Abschließend schlagen wir unter Abwägung der potenziellen Vorteile und Risiken die Bereitstellung einer SARS-CoV-2-Impfung für alle Psoriasis-Patienten mit Immunsuppressiva vor, da sie zwar möglicherweise nicht so wirksam sind wie bei gesunden Probanden, aber dennoch ein gewisses Maß an Wirksamkeit bieten Schutz gegen COVID – 19. In der gegenwärtigen und dramatischen Pandemie ist ein gewisser Grad an Immunität besser als gar kein Grad an Immunität. Psoriasis-Patienten, die einen COVID-19-Impfstoff erhalten, und Patienten mit COVID-19-Infektion sollten ebenfalls angewiesen werden, weiterhin alle aktuellen Richtlinien zu befolgen, um sich selbst und andere zu schützen, wie dies kürzlich von der EADV-Task Force zu Lebensqualität und patientenorientiertem Ergebnis empfohlen wurde.9

Da es Fallberichte von immunsupprimierten Patienten (aber auch immunkompetenten Personen) gibt, die eine COVID-19-Reinfektion entwickeln, sollten auch Psoriasis-Patienten, die bereits eine COVID-19-Infektion hatten, für die Impfung in Betracht gezogen werden.

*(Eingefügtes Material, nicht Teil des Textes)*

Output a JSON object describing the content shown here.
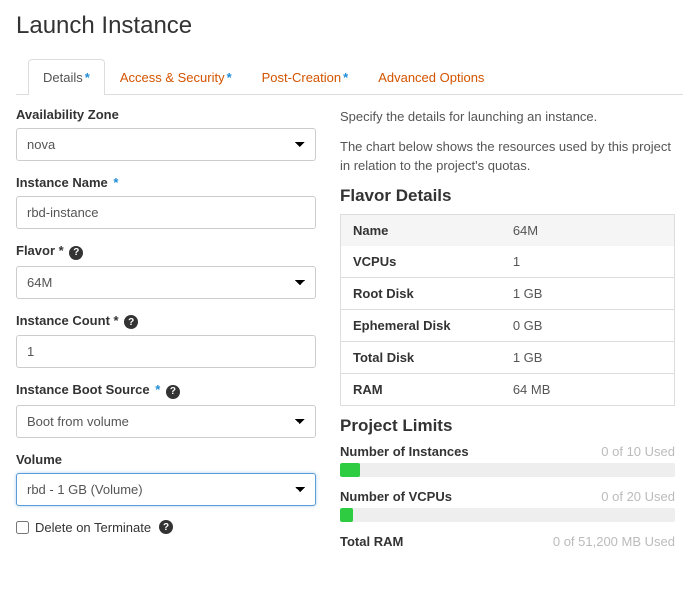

Register, in denen dermatologische Patienten eingeschrieben sind, die sich einer SARS-CoV-2-Impfung unterziehen, und proaktive Pharmakovigilanz-Aktivitäten, die sich insbesondere auf Patienten unter Immunsuppressiva konzentrieren, sind dringend erforderlich, um die klinische Praxis zu leiten.10

Finanzierungsquellen

Fondazione Cariplo, Fondazione Veronesi, Einfluss der COVID19-Infektion auf Patienten mit entzündlichen Hauterkrankungen auf immunsuppressive Therapien (COVISKIN); ID 1833073 rif. 2020-1363.

Dies ist ein automatisch übersetzter Artikel aus dem „Journal of the European Academy of Dermatology and Venereology“. Er kann nur einer groben Orientierung dienen. Das Original gibt es hier.